The Model Context Protocol standardizes how tools integrate across models and hosts. Instead of writing bespoke tool implementations per model, MCP-compatible tools work everywhere:

import { Server } from "@modelcontextprotocol/sdk/server/index.js";

const server = new Server({ name: "my-tools", version: "1.0.0" });

server.setRequestHandler("tools/list", async () => ({
  tools: [
    {
      name: "query_database",
      description: "Run a read-only SQL query against the analytics database",
      inputSchema: {
        type: "object",
        properties: { sql: { type: "string" } },
        required: ["sql"],
      },
    },
  ],
}));

Once your tools are MCP servers, they work with Claude Code, Claude Desktop, and any other MCP host — write once, use everywhere.

Observability — log everything

Production agents are opaque by default. You need to make them transparent:

interface AgentTrace {
  session_id: string;
  user_query: string;
  iterations: number;
  tool_calls: {
    tool: string;
    input: unknown;
    output: unknown;
    duration_ms: number;
    error?: string;
  }[];
  final_response: string;
  total_tokens: number;
  duration_ms: number;
}

Structured traces let you debug failures, catch loop patterns before users encounter them, and attribute costs to specific features. When an agent does something unexpected in production, the trace is how you find out why.

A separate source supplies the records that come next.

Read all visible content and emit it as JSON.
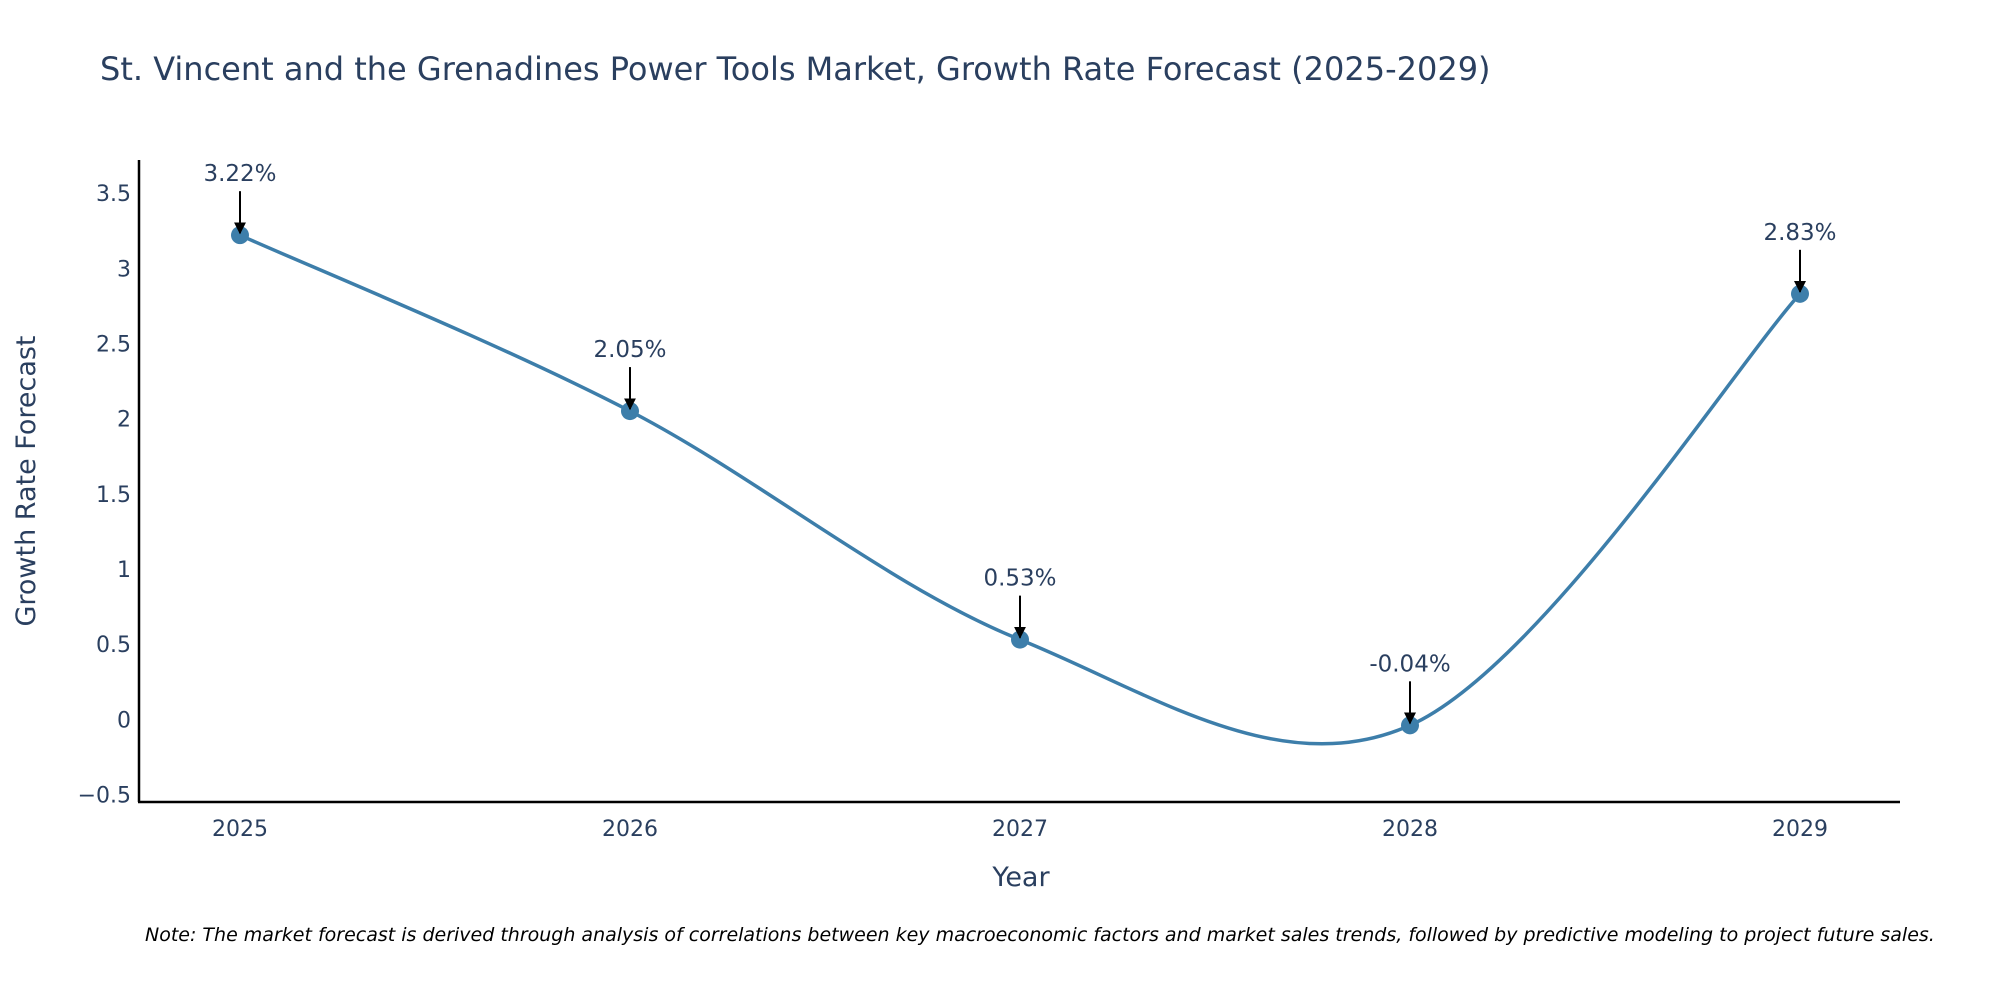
{
  "colors": {
    "line": "#3d7eaa",
    "marker": "#3d7eaa",
    "text": "#2a3f5f",
    "axis": "#000000",
    "arrow": "#000000",
    "background": "#ffffff"
  },
  "chart_data": {
    "type": "line",
    "title": "St. Vincent and the Grenadines Power Tools Market, Growth Rate Forecast (2025-2029)",
    "xlabel": "Year",
    "ylabel": "Growth Rate Forecast",
    "categories": [
      "2025",
      "2026",
      "2027",
      "2028",
      "2029"
    ],
    "values": [
      3.22,
      2.05,
      0.53,
      -0.04,
      2.83
    ],
    "annotations": [
      "3.22%",
      "2.05%",
      "0.53%",
      "-0.04%",
      "2.83%"
    ],
    "yticks": [
      -0.5,
      0,
      0.5,
      1,
      1.5,
      2,
      2.5,
      3,
      3.5
    ],
    "ytick_labels": [
      "−0.5",
      "0",
      "0.5",
      "1",
      "1.5",
      "2",
      "2.5",
      "3",
      "3.5"
    ],
    "ylim": [
      -0.55,
      3.72
    ],
    "grid": false,
    "line_shape": "spline",
    "note": "Note: The market forecast is derived through analysis of correlations between key macroeconomic factors and market sales trends, followed by predictive modeling to project future sales."
  }
}
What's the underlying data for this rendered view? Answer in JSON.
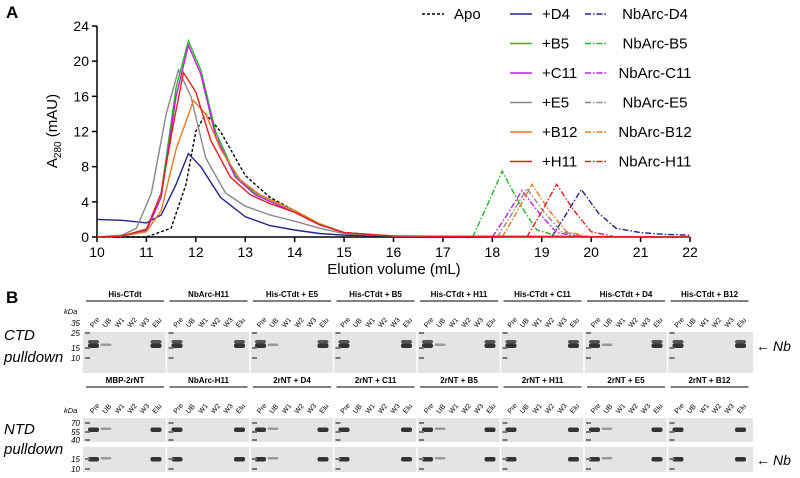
{
  "chart_data": {
    "type": "line",
    "panel_label": "A",
    "x_label": "Elution volume (mL)",
    "y_label": [
      "A",
      "280",
      " (mAU)"
    ],
    "xlim": [
      10,
      22
    ],
    "xticks": [
      10,
      11,
      12,
      13,
      14,
      15,
      16,
      17,
      18,
      19,
      20,
      21,
      22
    ],
    "ylim": [
      0,
      24
    ],
    "yticks": [
      0,
      4,
      8,
      12,
      16,
      20,
      24
    ],
    "legend": "upper right",
    "series": [
      {
        "name": "Apo",
        "color": "#000000",
        "line_style": "dashed",
        "x": [
          10,
          11,
          11.5,
          11.8,
          12.0,
          12.2,
          12.5,
          13,
          13.5,
          14,
          14.5,
          15,
          16,
          22
        ],
        "values": [
          0,
          0,
          1,
          6,
          12,
          14,
          12,
          7,
          4.5,
          3,
          1.5,
          0.5,
          0.1,
          0
        ]
      },
      {
        "name": "+D4",
        "color": "#23238f",
        "line_style": "solid",
        "x": [
          10,
          10.5,
          11,
          11.3,
          11.6,
          11.85,
          12.1,
          12.5,
          13,
          13.5,
          14,
          14.5,
          15,
          16,
          22
        ],
        "values": [
          2,
          1.9,
          1.6,
          2.5,
          6,
          9.5,
          8,
          4.5,
          2.3,
          1.3,
          0.8,
          0.4,
          0.2,
          0.1,
          0
        ]
      },
      {
        "name": "NbArc-D4",
        "color": "#23238f",
        "line_style": "dashdot",
        "x": [
          19.2,
          19.45,
          19.8,
          20.15,
          20.5,
          21,
          21.5,
          22
        ],
        "values": [
          0,
          2.2,
          5.4,
          2.7,
          1,
          0.5,
          0.3,
          0.2
        ]
      },
      {
        "name": "+B5",
        "color": "#22b822",
        "line_style": "solid",
        "x": [
          10,
          10.5,
          11,
          11.3,
          11.6,
          11.85,
          12.1,
          12.4,
          12.8,
          13.2,
          13.6,
          14,
          14.5,
          15,
          16,
          22
        ],
        "values": [
          0,
          0.1,
          0.8,
          5,
          17,
          22.3,
          19,
          12,
          7,
          5,
          4,
          3,
          1.5,
          0.5,
          0.1,
          0
        ]
      },
      {
        "name": "NbArc-B5",
        "color": "#22b822",
        "line_style": "dashdot",
        "x": [
          17.6,
          17.85,
          18.2,
          18.55,
          18.9,
          19.4
        ],
        "values": [
          0,
          3,
          7.5,
          3.8,
          0.8,
          0
        ]
      },
      {
        "name": "+C11",
        "color": "#c020e0",
        "line_style": "solid",
        "x": [
          10,
          10.5,
          11,
          11.3,
          11.6,
          11.85,
          12.1,
          12.4,
          12.8,
          13.2,
          13.6,
          14,
          14.5,
          15,
          16,
          22
        ],
        "values": [
          0,
          0.1,
          0.7,
          4.5,
          16,
          21.8,
          18.5,
          11.5,
          6.8,
          4.8,
          3.8,
          2.8,
          1.4,
          0.5,
          0.1,
          0
        ]
      },
      {
        "name": "NbArc-C11",
        "color": "#c020e0",
        "line_style": "dashdot",
        "x": [
          18.0,
          18.25,
          18.6,
          18.95,
          19.3,
          19.8
        ],
        "values": [
          0,
          2.1,
          5.3,
          2.7,
          0.5,
          0
        ]
      },
      {
        "name": "+E5",
        "color": "#888888",
        "line_style": "solid",
        "x": [
          10,
          10.5,
          10.8,
          11.1,
          11.4,
          11.65,
          11.9,
          12.2,
          12.6,
          13,
          13.5,
          14,
          14.5,
          15,
          16,
          22
        ],
        "values": [
          0,
          0.2,
          1,
          5,
          14,
          19,
          16,
          9,
          5,
          3.5,
          2.5,
          1.8,
          1,
          0.4,
          0.1,
          0
        ]
      },
      {
        "name": "NbArc-E5",
        "color": "#888888",
        "line_style": "dashdot",
        "x": [
          18.1,
          18.35,
          18.7,
          19.05,
          19.4,
          19.9
        ],
        "values": [
          0,
          2.2,
          5.5,
          2.8,
          0.6,
          0
        ]
      },
      {
        "name": "+B12",
        "color": "#f07820",
        "line_style": "solid",
        "x": [
          10,
          10.5,
          11,
          11.3,
          11.6,
          11.95,
          12.2,
          12.5,
          12.9,
          13.3,
          13.7,
          14,
          14.5,
          15,
          16,
          22
        ],
        "values": [
          0,
          0.1,
          0.6,
          3,
          10,
          15.5,
          14,
          10,
          6.5,
          4.8,
          3.8,
          3,
          1.5,
          0.5,
          0.1,
          0
        ]
      },
      {
        "name": "NbArc-B12",
        "color": "#f07820",
        "line_style": "dashdot",
        "x": [
          18.2,
          18.45,
          18.8,
          19.15,
          19.5,
          20.0
        ],
        "values": [
          0,
          2.4,
          6,
          3,
          0.6,
          0
        ]
      },
      {
        "name": "+H11",
        "color": "#e0201f",
        "line_style": "solid",
        "x": [
          10,
          10.5,
          11,
          11.3,
          11.55,
          11.75,
          12.0,
          12.3,
          12.7,
          13.1,
          13.5,
          14,
          14.5,
          15,
          16,
          22
        ],
        "values": [
          0,
          0.1,
          0.9,
          5,
          13,
          18.7,
          16.5,
          11,
          6.8,
          4.8,
          3.8,
          2.8,
          1.4,
          0.5,
          0.1,
          0
        ]
      },
      {
        "name": "NbArc-H11",
        "color": "#e0201f",
        "line_style": "dashdot",
        "x": [
          18.7,
          18.95,
          19.3,
          19.65,
          20.0,
          20.5
        ],
        "values": [
          0,
          2.4,
          6,
          3,
          0.6,
          0
        ]
      }
    ]
  },
  "panel_b": {
    "panel_label": "B",
    "lanes": [
      "Pre",
      "UB",
      "W1",
      "W2",
      "W3",
      "Elu"
    ],
    "marker_unit": "kDa",
    "band_label": "Nb",
    "rows": [
      {
        "label": [
          "CTD",
          "pulldown"
        ],
        "markers": [
          "35",
          "25",
          "15",
          "10"
        ],
        "groups": [
          "His-CTdt",
          "NbArc-H11",
          "His-CTdt + E5",
          "His-CTdt + B5",
          "His-CTdt + H11",
          "His-CTdt + C11",
          "His-CTdt + D4",
          "His-CTdt + B12"
        ]
      },
      {
        "label": [
          "NTD",
          "pulldown"
        ],
        "markers": [
          "70",
          "55",
          "40",
          "15",
          "10"
        ],
        "groups": [
          "MBP-2rNT",
          "NbArc-H11",
          "2rNT + D4",
          "2rNT + C11",
          "2rNT + B5",
          "2rNT + H11",
          "2rNT + E5",
          "2rNT + B12"
        ]
      }
    ]
  }
}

Agents are powerful when the tools are well-designed, the loops are bounded, and the failures are observable. The models are capable enough — the engineering challenge is building the scaffolding that makes them reliable at scale. Start with a single agent and well-scoped tools. Add multi-agent orchestration only when you've hit a ceiling on context or complexity. And build observability in from day one, not when you're already debugging production.